Œuvres ouvertes

De la bibliothèque à la bibliosphère, de Lorenzo Soccavo

par Laurent Margantin

Le livre de Lorenzo Soccavo part de ce constat : les bibliothèques ont existé jusqu’à aujourd’hui pour accueillir et protéger des outrages du temps des supports physiques de l’écrit, qu’il s’agisse de tablettes d’argile, de rouleaux de papyrus, de parchemins ou de livres papier.

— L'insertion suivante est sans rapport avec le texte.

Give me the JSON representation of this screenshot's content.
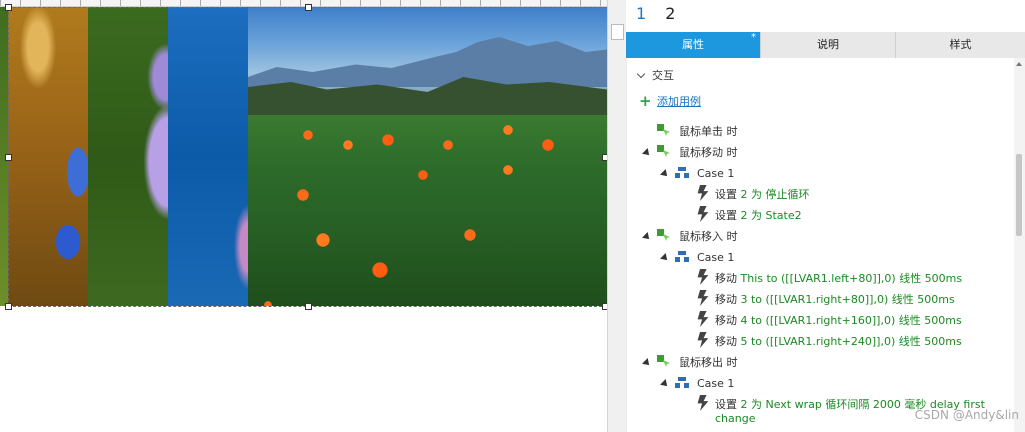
{
  "pages": [
    "1",
    "2"
  ],
  "tabs": {
    "properties": "属性",
    "properties_marker": "*",
    "notes": "说明",
    "style": "样式"
  },
  "section": {
    "interactions": "交互"
  },
  "add_case": "添加用例",
  "events": [
    {
      "label": "鼠标单击 时"
    },
    {
      "label": "鼠标移动 时",
      "case": "Case 1",
      "actions": [
        {
          "verb": "设置",
          "detail": "2 为 停止循环"
        },
        {
          "verb": "设置",
          "detail": "2 为 State2"
        }
      ]
    },
    {
      "label": "鼠标移入 时",
      "case": "Case 1",
      "actions": [
        {
          "verb": "移动",
          "detail": "This to ([[LVAR1.left+80]],0) 线性 500ms"
        },
        {
          "verb": "移动",
          "detail": "3 to ([[LVAR1.right+80]],0) 线性 500ms"
        },
        {
          "verb": "移动",
          "detail": "4 to ([[LVAR1.right+160]],0) 线性 500ms"
        },
        {
          "verb": "移动",
          "detail": "5 to ([[LVAR1.right+240]],0) 线性 500ms"
        }
      ]
    },
    {
      "label": "鼠标移出 时",
      "case": "Case 1",
      "actions": [
        {
          "verb": "设置",
          "detail": "2 为 Next wrap 循环间隔 2000 毫秒 delay first",
          "detail_cont": "change"
        }
      ]
    }
  ],
  "watermark": "CSDN @Andy&lin",
  "colors": {
    "accent": "#1d97dd",
    "action_text": "#1b8a22",
    "link": "#1a73c2"
  },
  "icons": {
    "event": "interaction-event-icon",
    "case": "case-tree-icon",
    "action": "lightning-bolt-icon",
    "add": "plus-icon",
    "collapse": "chevron-down-icon",
    "expand": "triangle-expanded-icon"
  }
}
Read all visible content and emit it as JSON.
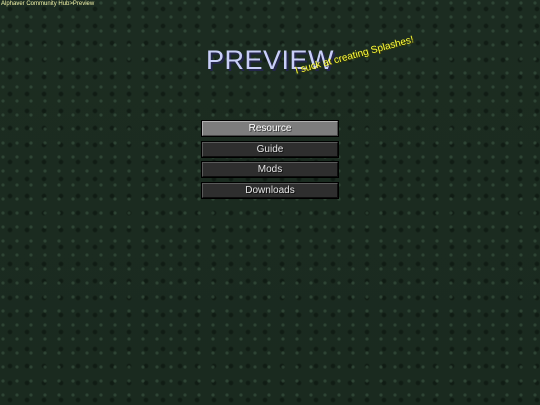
{
  "breadcrumb": "Alphaver Community Hub>Preview",
  "title": "PREVIEW",
  "splash": "I suck at creating Splashes!",
  "menu": {
    "items": [
      {
        "label": "Resource",
        "active": true
      },
      {
        "label": "Guide",
        "active": false
      },
      {
        "label": "Mods",
        "active": false
      },
      {
        "label": "Downloads",
        "active": false
      }
    ]
  },
  "colors": {
    "background": "#1b2b20",
    "title": "#c9cff8",
    "splash": "#ffff3a",
    "breadcrumb": "#f2f2a8",
    "button": "#2e2e2e",
    "button_active": "#7d7d7d"
  }
}
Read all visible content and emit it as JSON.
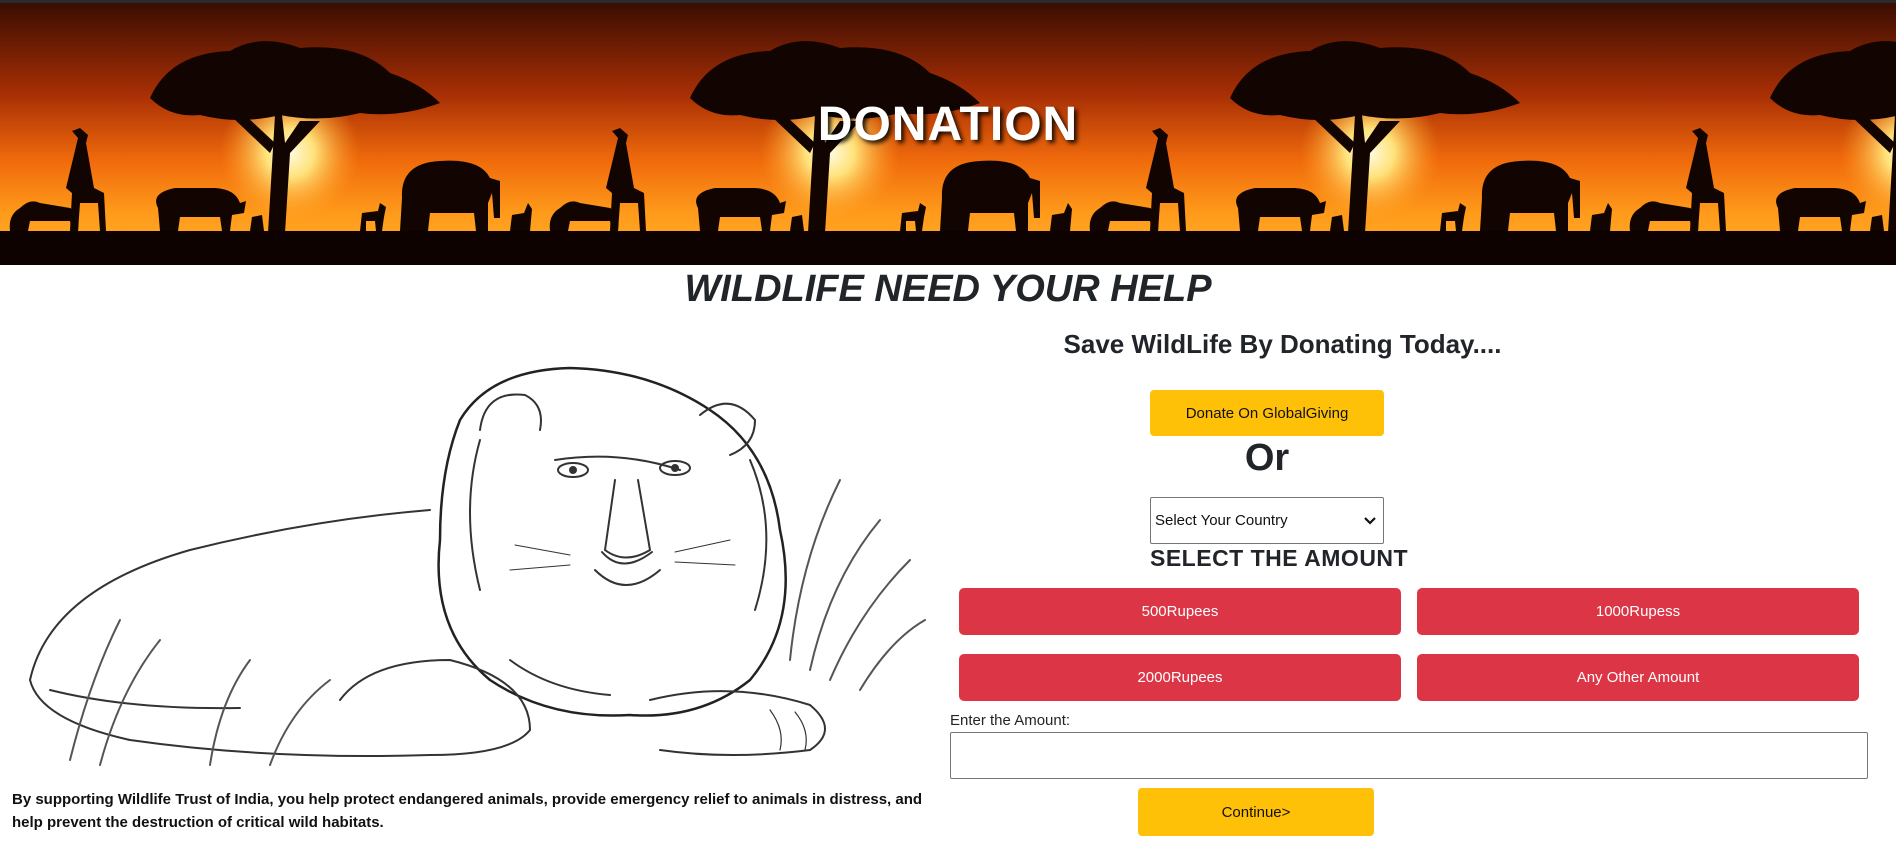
{
  "banner": {
    "title": "DONATION"
  },
  "headline": "WILDLIFE NEED YOUR HELP",
  "intro": {
    "text": "By supporting Wildlife Trust of India, you help protect endangered animals, provide emergency relief to animals in distress, and help prevent the destruction of critical wild habitats."
  },
  "donate": {
    "heading": "Save WildLife By Donating Today....",
    "globalgiving_label": "Donate On GlobalGiving",
    "or_text": "Or",
    "country_select": {
      "selected": "Select Your Country"
    },
    "amount_heading": "SELECT THE AMOUNT",
    "amounts": [
      "500Rupees",
      "1000Rupess",
      "2000Rupees",
      "Any Other Amount"
    ],
    "amount_field_label": "Enter the Amount:",
    "amount_field_value": "",
    "continue_label": "Continue>"
  },
  "colors": {
    "accent_yellow": "#ffc107",
    "accent_red": "#dc3545",
    "text_dark": "#212529"
  }
}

D’où la difficulté qui est la nôtre de nous représenter une bibliothèque à l’âge du numérique, que nous ne pensons pour le moment qu’à travers le concept d’immatérialité : le livre numérique serait le contraire – voire la négation – du livre papier, parce que je ne peux pas m’en saisir.

Mais cette dématérialisation du livre en cours permet un premier rapprochement entre l’univers d’Internet et celui de la bibliothèque, à partir des notions d’accès et de partage gratuit : les deux mondes ne sont donc pas véritablement antinomiques, mais pourraient bien fusionner au nom de ces mêmes valeurs.

Aux yeux de Soccavo, il importe toutefois de ne pas se diriger vers des « bibliothèques sans livres » : les expériences de prêts de liseuses ne seront que temporaires, aller en bibliothèque n’aura alors plus aucun sens puisque chacun aura sa propre bibliothèque avec lui, chez lui. Il s’agit plutôt d’innover avec des nouveaux dispositifs, notamment sur le plan de l’architecture et de l’ameublement, mais via des outils qui permettraient une lecture et une recherche différente de celles réalisées hors de la bibliothèque : « mur tactile de sélection de
documents multimédias, réseau très haut débit,
supports de consultations interactifs et communicants,
robots auxiliaires apprenants… »

Le sujet et le mérite du travail de Soccavo consistent à tracer pour nous quelques pistes envisageables quant à l’avenir des bibliothèques. Il est ainsi question de perspectives sur les cinquante prochaines années. D’une combinaison bibliothèque physique/bibliothèque numérique, on passerait à ce que Soccavo appelle bibliosphère, soit une bibliothèque universelle « tissant sa toile sur la planète tout entière », « devenant enfin agora planétaire » qui ne serait plus réservée aux élites culturelles. Il se réfère d’ailleurs au récit de Borgès, La Bibliothèque de Babel, la fiction devant peut-être un jour devenir réalité (ou l’inverse…).

Cette bibliosphère ne se déploiera qu’à travers le Net, devenu un « immense livre ». « Un livre en reconfiguration permanente. Un livre qui rendrait plus
que jamais, par rapport au passé, indispensable la présence
active et attentive, en son sein même, d’une véritable
armée de bibliothécaires ».

On laissera le lecteur découvrir l’ultime étape envisagée par l’auteur de ce livre à la fois informatif et stimulant, qu’il est important de lire pour la part de rêve qu’il contient. C’est peut-être d’ailleurs cette faculté de rêver qui nous permettra de bâtir de nouvelles bibliothèques : elles seront très différentes des nôtres, mais prolongeront nos désirs de lecture et de connaissance.

Lorenzo Soccavo, De la bibliothèque à la bibliosphère, éditions Numériklivres, préface de François Bon.